William Elliott Whitmore: Poetic Discontent

Here, in a cozy, one-room cabin that he built, William Elliott Whitmore stands surrounded by homemade shelves that teem with books and LPs, holding a cup of coffee and looking out a picture window that overlooks the paddock where his horse, Jed, and his mule, Lucky 13, butt heads and snort in the wild grasses.

Within the hour, he’ll be out feeding his chickens, or pitching in to help with chores at Grandma Whitmore’s beautiful old farmhouse not 200 feet away. She ever is the matriarch and family historian around here, with a background as colorful as a character in a Howard Hawks movie.

“There’s a barn around here that was built in 1866 by a long-ago relative on my mom’s side with lumber that he floated down the Mississippi himself,” Whitmore says via phone from his Iowa roost during a lengthy shit-shooting session. We were supposed to meet in person, but a blizzard left him snowed in for nearly a week.

“It might be the oldest building in the county still standing,” he says. “Everywhere I look, there are fingerprints of my forebears. This area is my spiritual center. I’m just fortunate to be its steward during my time here on Earth. It will be here forever; I’m just passing through.”

This probably sounds idyllic if you’re one of this country’s innumerable city dwellers, looking through your kitchen windows at overstuffed dumpsters, brick walls, and parked cars, or a suburbanite surveying your property while a familiar set of golden arches looms large on the horizon, keeping constant watch over a buzzing hive of interstates, strip malls, and outlet stores. And in a very real sense, it is. Like your dad always told you growing up, there’s something to be said for a life of hard work.

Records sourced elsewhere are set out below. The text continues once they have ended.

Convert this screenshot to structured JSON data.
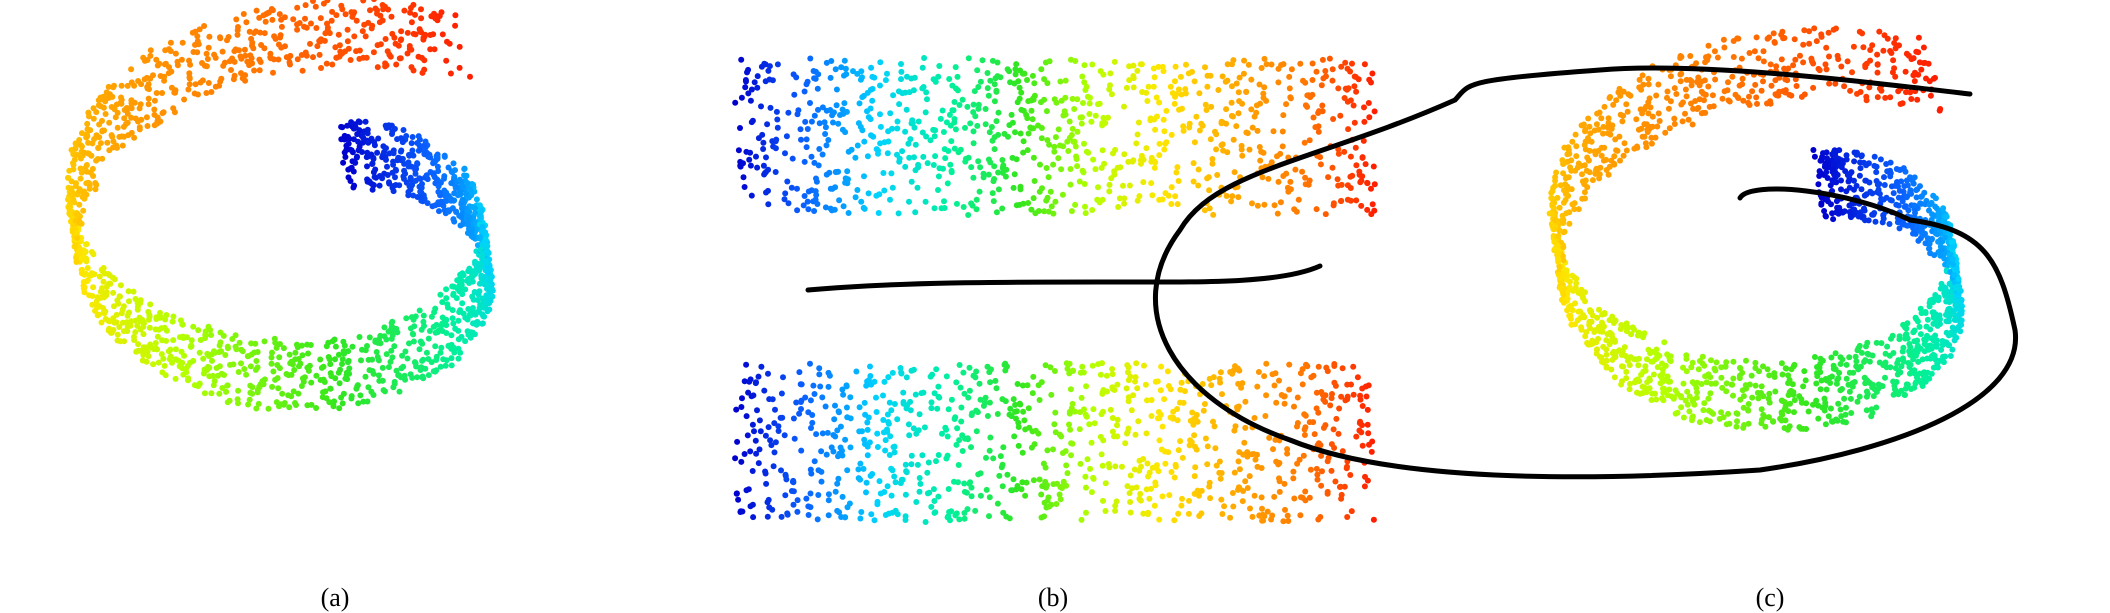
{
  "captions": {
    "a": "(a)",
    "b": "(b)",
    "c": "(c)"
  },
  "colormap": [
    "#0000cd",
    "#0a64ff",
    "#00d2ff",
    "#00f0a0",
    "#32e61e",
    "#b4ff00",
    "#ffe600",
    "#ffaa00",
    "#ff7800",
    "#ff1e00"
  ]
}
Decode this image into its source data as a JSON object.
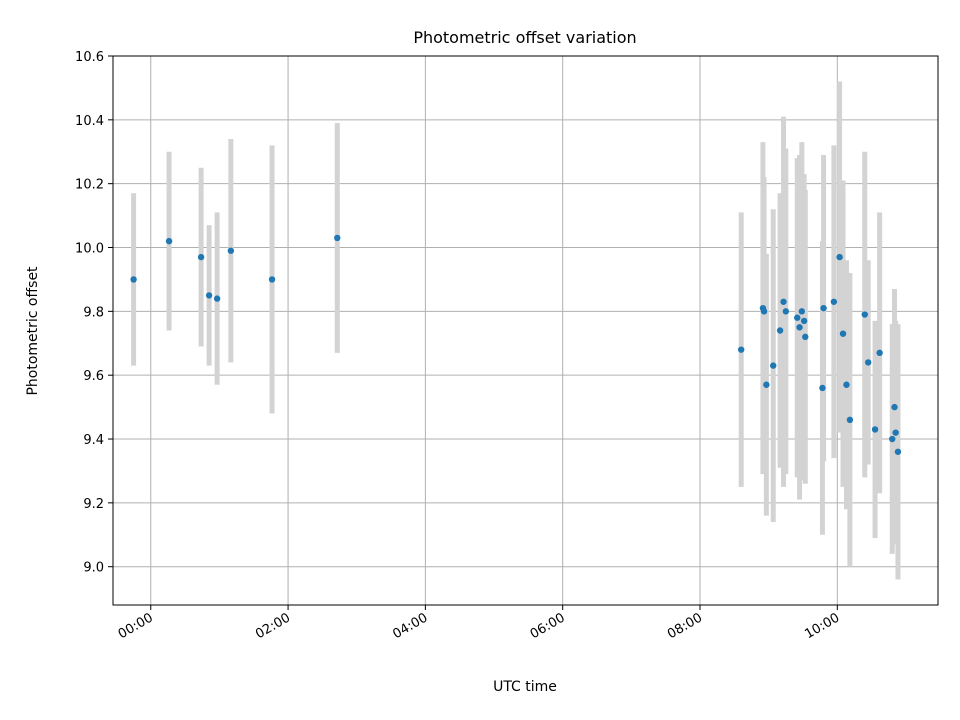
{
  "chart_data": {
    "type": "scatter",
    "title": "Photometric offset variation",
    "xlabel": "UTC time",
    "ylabel": "Photometric offset",
    "x_axis": {
      "kind": "time",
      "range": [
        "23:27",
        "11:28"
      ],
      "ticks": [
        "00:00",
        "02:00",
        "04:00",
        "06:00",
        "08:00",
        "10:00"
      ],
      "tick_label_rotation": "30 degrees"
    },
    "y_axis": {
      "range": [
        8.88,
        10.6
      ],
      "ticks": [
        "9.0",
        "9.2",
        "9.4",
        "9.6",
        "9.8",
        "10.0",
        "10.2",
        "10.4",
        "10.6"
      ]
    },
    "grid": true,
    "error_bars": true,
    "colors": {
      "points": "#1f77b4",
      "error_bars": "#d3d3d3",
      "grid": "#b0b0b0"
    },
    "points": [
      {
        "t": "23:45",
        "y": 9.9,
        "yerr": 0.27
      },
      {
        "t": "00:16",
        "y": 10.02,
        "yerr": 0.28
      },
      {
        "t": "00:44",
        "y": 9.97,
        "yerr": 0.28
      },
      {
        "t": "00:51",
        "y": 9.85,
        "yerr": 0.22
      },
      {
        "t": "00:58",
        "y": 9.84,
        "yerr": 0.27
      },
      {
        "t": "01:10",
        "y": 9.99,
        "yerr": 0.35
      },
      {
        "t": "01:46",
        "y": 9.9,
        "yerr": 0.42
      },
      {
        "t": "02:43",
        "y": 10.03,
        "yerr": 0.36
      },
      {
        "t": "08:36",
        "y": 9.68,
        "yerr": 0.43
      },
      {
        "t": "08:55",
        "y": 9.81,
        "yerr": 0.52
      },
      {
        "t": "08:56",
        "y": 9.8,
        "yerr": 0.42
      },
      {
        "t": "08:58",
        "y": 9.57,
        "yerr": 0.41
      },
      {
        "t": "09:04",
        "y": 9.63,
        "yerr": 0.49
      },
      {
        "t": "09:10",
        "y": 9.74,
        "yerr": 0.43
      },
      {
        "t": "09:13",
        "y": 9.83,
        "yerr": 0.58
      },
      {
        "t": "09:15",
        "y": 9.8,
        "yerr": 0.51
      },
      {
        "t": "09:25",
        "y": 9.78,
        "yerr": 0.5
      },
      {
        "t": "09:27",
        "y": 9.75,
        "yerr": 0.54
      },
      {
        "t": "09:29",
        "y": 9.8,
        "yerr": 0.53
      },
      {
        "t": "09:31",
        "y": 9.77,
        "yerr": 0.46
      },
      {
        "t": "09:32",
        "y": 9.72,
        "yerr": 0.46
      },
      {
        "t": "09:47",
        "y": 9.56,
        "yerr": 0.46
      },
      {
        "t": "09:48",
        "y": 9.81,
        "yerr": 0.48
      },
      {
        "t": "09:57",
        "y": 9.83,
        "yerr": 0.49
      },
      {
        "t": "10:02",
        "y": 9.97,
        "yerr": 0.55
      },
      {
        "t": "10:05",
        "y": 9.73,
        "yerr": 0.48
      },
      {
        "t": "10:08",
        "y": 9.57,
        "yerr": 0.39
      },
      {
        "t": "10:11",
        "y": 9.46,
        "yerr": 0.46
      },
      {
        "t": "10:24",
        "y": 9.79,
        "yerr": 0.51
      },
      {
        "t": "10:27",
        "y": 9.64,
        "yerr": 0.32
      },
      {
        "t": "10:33",
        "y": 9.43,
        "yerr": 0.34
      },
      {
        "t": "10:37",
        "y": 9.67,
        "yerr": 0.44
      },
      {
        "t": "10:48",
        "y": 9.4,
        "yerr": 0.36
      },
      {
        "t": "10:50",
        "y": 9.5,
        "yerr": 0.37
      },
      {
        "t": "10:51",
        "y": 9.42,
        "yerr": 0.35
      },
      {
        "t": "10:53",
        "y": 9.36,
        "yerr": 0.4
      }
    ]
  }
}
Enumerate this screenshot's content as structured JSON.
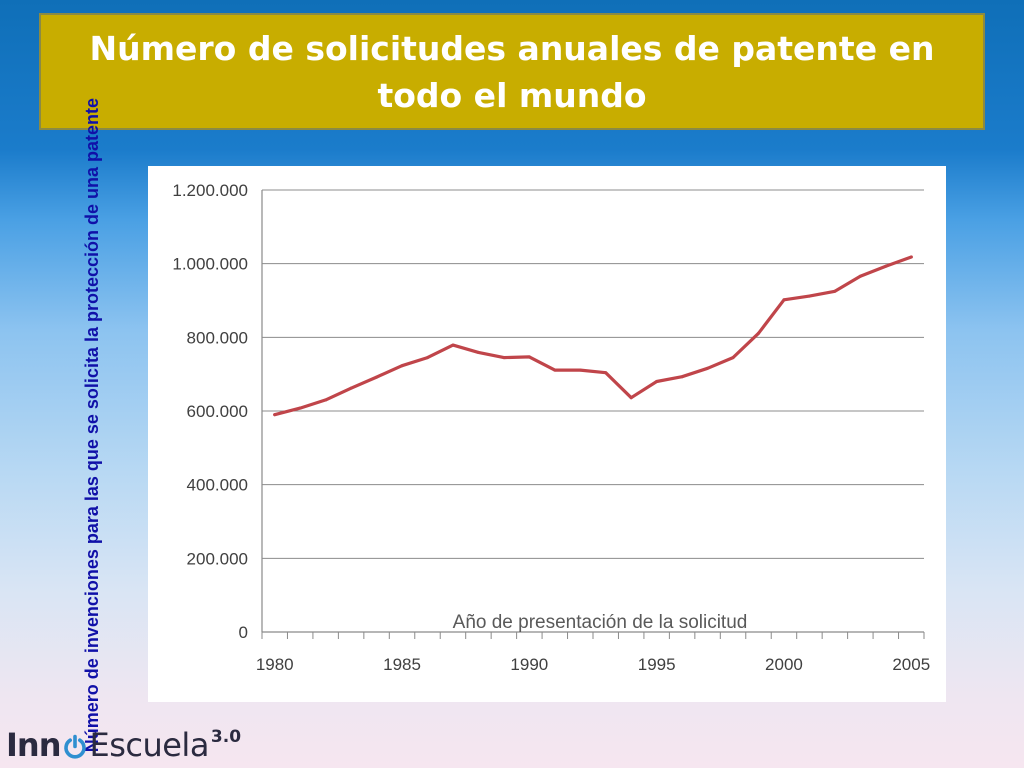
{
  "slide": {
    "title": "Número de solicitudes anuales de patente en todo el mundo",
    "y_axis_title": "Número de invenciones para las que se solicita la protección de una patente"
  },
  "logo": {
    "part1": "Inn",
    "icon": "power-icon",
    "part2": "Escuela",
    "version": "3.0"
  },
  "colors": {
    "title_bg": "#c8ad00",
    "line": "#c0454a",
    "y_title": "#1010a8"
  },
  "chart_data": {
    "type": "line",
    "title": "",
    "xlabel": "Año de presentación de la solicitud",
    "ylabel": "Número de invenciones para las que se solicita la protección de una patente",
    "ylim": [
      0,
      1200000
    ],
    "xlim": [
      1980,
      2005
    ],
    "x_ticks": [
      "1980",
      "1985",
      "1990",
      "1995",
      "2000",
      "2005"
    ],
    "y_ticks": [
      "0",
      "200.000",
      "400.000",
      "600.000",
      "800.000",
      "1.000.000",
      "1.200.000"
    ],
    "y_tick_values": [
      0,
      200000,
      400000,
      600000,
      800000,
      1000000,
      1200000
    ],
    "x_tick_values": [
      1980,
      1985,
      1990,
      1995,
      2000,
      2005
    ],
    "grid": "horizontal",
    "series": [
      {
        "color": "#c0454a",
        "x": [
          1980,
          1981,
          1982,
          1983,
          1984,
          1985,
          1986,
          1987,
          1988,
          1989,
          1990,
          1991,
          1992,
          1993,
          1994,
          1995,
          1996,
          1997,
          1998,
          1999,
          2000,
          2001,
          2002,
          2003,
          2004,
          2005
        ],
        "values": [
          590000,
          608000,
          630000,
          662000,
          692000,
          723000,
          745000,
          779000,
          759000,
          745000,
          747000,
          711000,
          711000,
          704000,
          636000,
          680000,
          693000,
          716000,
          745000,
          811000,
          902000,
          912000,
          925000,
          966000,
          993000,
          1018000
        ]
      }
    ]
  }
}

But Whitmore didn’t grow up much different than the rest of us, spending his afternoons in town with his cousin and his brother, skateboarding and raising hell while Black Flag and Public Enemy cassettes played in the background.

On that same stretch of road where the local cops used to tell them to “move it along,” there’s now a tattoo parlor run by a friend of the family. Here, everybody is family.

And though the meeting places of rural Iowa might now be the tattoo parlor or the sports bar up the road, that mythic American Mayberry sense of knowing your fellow man and looking out for your neighbor is alive and well here — something put to the test this past summer when the whole town came together to save the local watering hole from the swiftly encroaching floodwaters of North America’s biggest river.

But don’t let him fool you. Though a farm-boy heart beats proudly in his chest, William Elliott Whitmore has toured the world with nothing more than a banjo and a guitar for company. He learned French for an enthusiastic crowd in Paris, and has traveled from Copenhagen to Amsterdam to London, making all the stops between.

“I remember playing my first show in Rome,” he says. “I’d never been to Italy. As kind of an icebreaker, I told the crowd how I’d recently played a show in Rome, Georgia, which was this cool little town where I’d been booked at an abandoned train depot that everybody said was haunted. They got a kick out of that.”